German law now offers these British companies a chance to carry out cross-border mergers into commercial partnerships (that is to say, into a GmbH & Co. KG). Until now, the corresponding rules (found in the EU mandated law §§ 122a et seq. of the Transformation Act or UmwG) have been limited to corporations. With this new law, German lawmakers have exempted small companies from the strict capital-raising requirements generally applied to corporations in the context of a cross-border merger. In certain cases, the elimination of merger reports and merger audits will also make the procedure easier.

The window of opportunity remains, but keeping it open is a challenge
Finally, Germany will grant a transitional period for merger proceedings involving a British company if the draft terms of the merger (Verschmelzungsvertrag) have been notarized before the UK leaves the EU, or else before the expiry of the transitional period resulting from a withdrawal agreement (a soft Brexit). As the second case is becoming more and more unlikely, it is clear that time is of the essence if Germany-based UK limited companies wish to benefit from the simplified ­procedure.

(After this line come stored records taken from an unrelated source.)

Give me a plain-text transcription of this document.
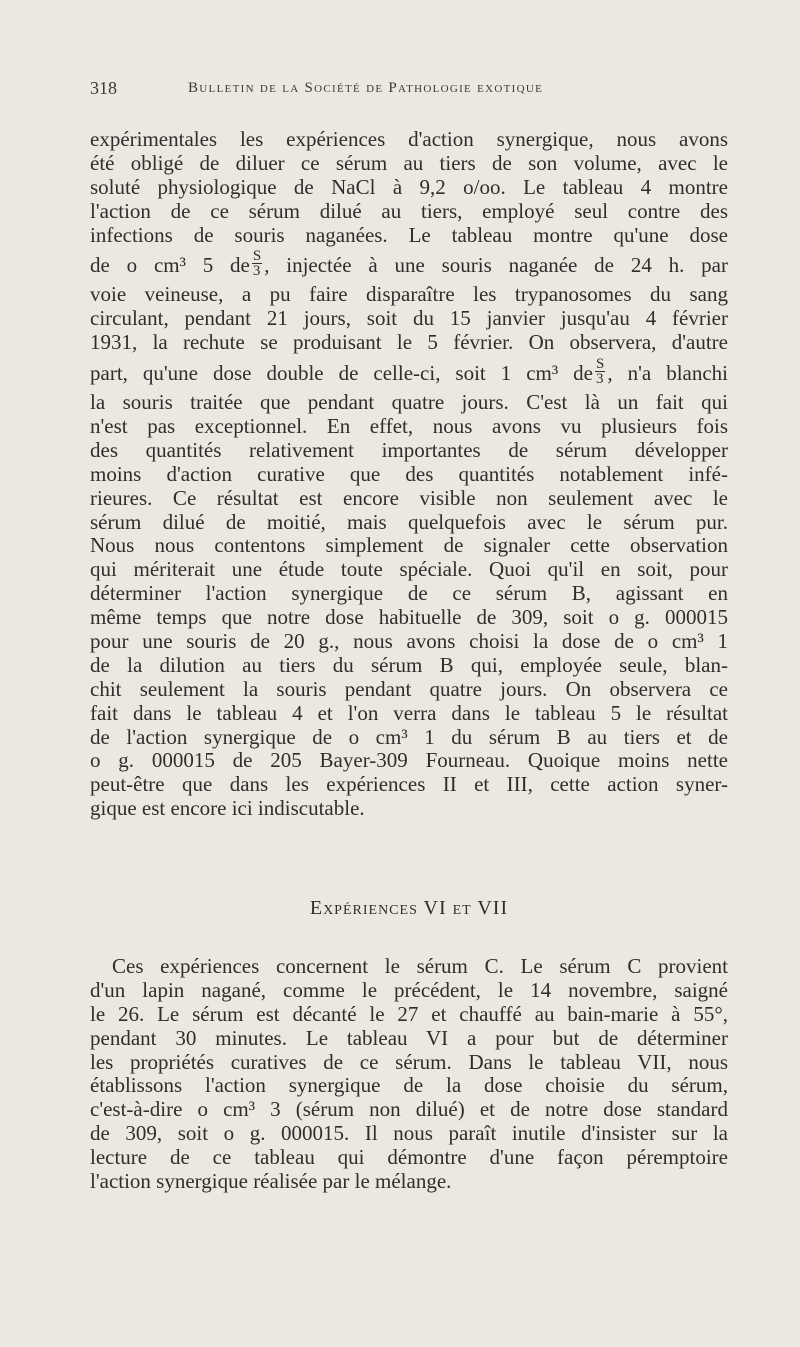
318	Bulletin de la Société de Pathologie exotique
expérimentales les expériences d'action synergique, nous avons
été obligé de diluer ce sérum au tiers de son volume, avec le
soluté physiologique de NaCl à 9,2 o/oo. Le tableau 4 montre
l'action de ce sérum dilué au tiers, employé seul contre des
infections de souris naganées. Le tableau montre qu'une dose
de o cm³ 5 de $\frac{S}{3}$ , injectée à une souris naganée de 24 h. par
voie veineuse, a pu faire disparaître les trypanosomes du sang
circulant, pendant 21 jours, soit du 15 janvier jusqu'au 4 février
1931, la rechute se produisant le 5 février. On observera, d'autre
part, qu'une dose double de celle-ci, soit 1 cm³ de $\frac{S}{3}$ , n'a blanchi
la souris traitée que pendant quatre jours. C'est là un fait qui
n'est pas exceptionnel. En effet, nous avons vu plusieurs fois
des quantités relativement importantes de sérum développer
moins d'action curative que des quantités notablement infé-
rieures. Ce résultat est encore visible non seulement avec le
sérum dilué de moitié, mais quelquefois avec le sérum pur.
Nous nous contentons simplement de signaler cette observation
qui mériterait une étude toute spéciale. Quoi qu'il en soit, pour
déterminer l'action synergique de ce sérum B, agissant en
même temps que notre dose habituelle de 309, soit o g. 000015
pour une souris de 20 g., nous avons choisi la dose de o cm³ 1
de la dilution au tiers du sérum B qui, employée seule, blan-
chit seulement la souris pendant quatre jours. On observera ce
fait dans le tableau 4 et l'on verra dans le tableau 5 le résultat
de l'action synergique de o cm³ 1 du sérum B au tiers et de
o g. 000015 de 205 Bayer-309 Fourneau. Quoique moins nette
peut-être que dans les expériences II et III, cette action syner-
gique est encore ici indiscutable.
Expériences VI et VII
Ces expériences concernent le sérum C. Le sérum C provient
d'un lapin nagané, comme le précédent, le 14 novembre, saigné
le 26. Le sérum est décanté le 27 et chauffé au bain-marie à 55°,
pendant 30 minutes. Le tableau VI a pour but de déterminer
les propriétés curatives de ce sérum. Dans le tableau VII, nous
établissons l'action synergique de la dose choisie du sérum,
c'est-à-dire o cm³ 3 (sérum non dilué) et de notre dose standard
de 309, soit o g. 000015. Il nous paraît inutile d'insister sur la
lecture de ce tableau qui démontre d'une façon péremptoire
l'action synergique réalisée par le mélange.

Although the German legislature is performing this legal gymnastics to make it easier for businesses organized as UK limited companies to remain in operation in Germany, it has no influence over obstacles on the British side. These potentially include steep fees charged by legal professionals, high court costs and a cumbersome procedure. These obstacles may make the simplified procedure unattractive for smaller businesses. The German legislature has nonetheless taken care to limit the new organizational form to the absorption of German partnerships with no more than 500 employees in order to prevent abuse of the simplified procedure as a pretext for circumventing German employee representation.

If a cross-border merger proves too expensive for a particular “German” limited company, what are the alternatives?
Here, German lawyers would immediately think of cross-border conversion by moving the company’s registered office to another EU member state — in this case from the UK to Germany (“grenzüberschreitende Umwandlung”), as the European Court of Justice again ruled last year that a company registered in one EU member state should be permitted to “migrate” to another EU member state. However, this is not workable in the case of British limited companies. First, this method requires the EU framework to apply, and this will no longer be possible after March 29, 2019. Second, British law does not currently permit a British company to migrate to another EU member state.
As a second alternative, lawyers may consider the transfer of all the UK limited company’s assets and liabilities to an entity with limited liability under German law. However, even if a particular company’s assets can be transferred without major issues, in most cases the transfer of contracts turns out to be problematic, as contracts under German law require the other party’s consent to a transfer. Therefore, in terms of workload and cost, an asset deal may prove even more cumbersome than a cross-border merger.
In the end, there are ways for UK limited companies headquartered in Germany to maintain a limited liability organizational form — but in a hard Brexit scenario, they will not be easy.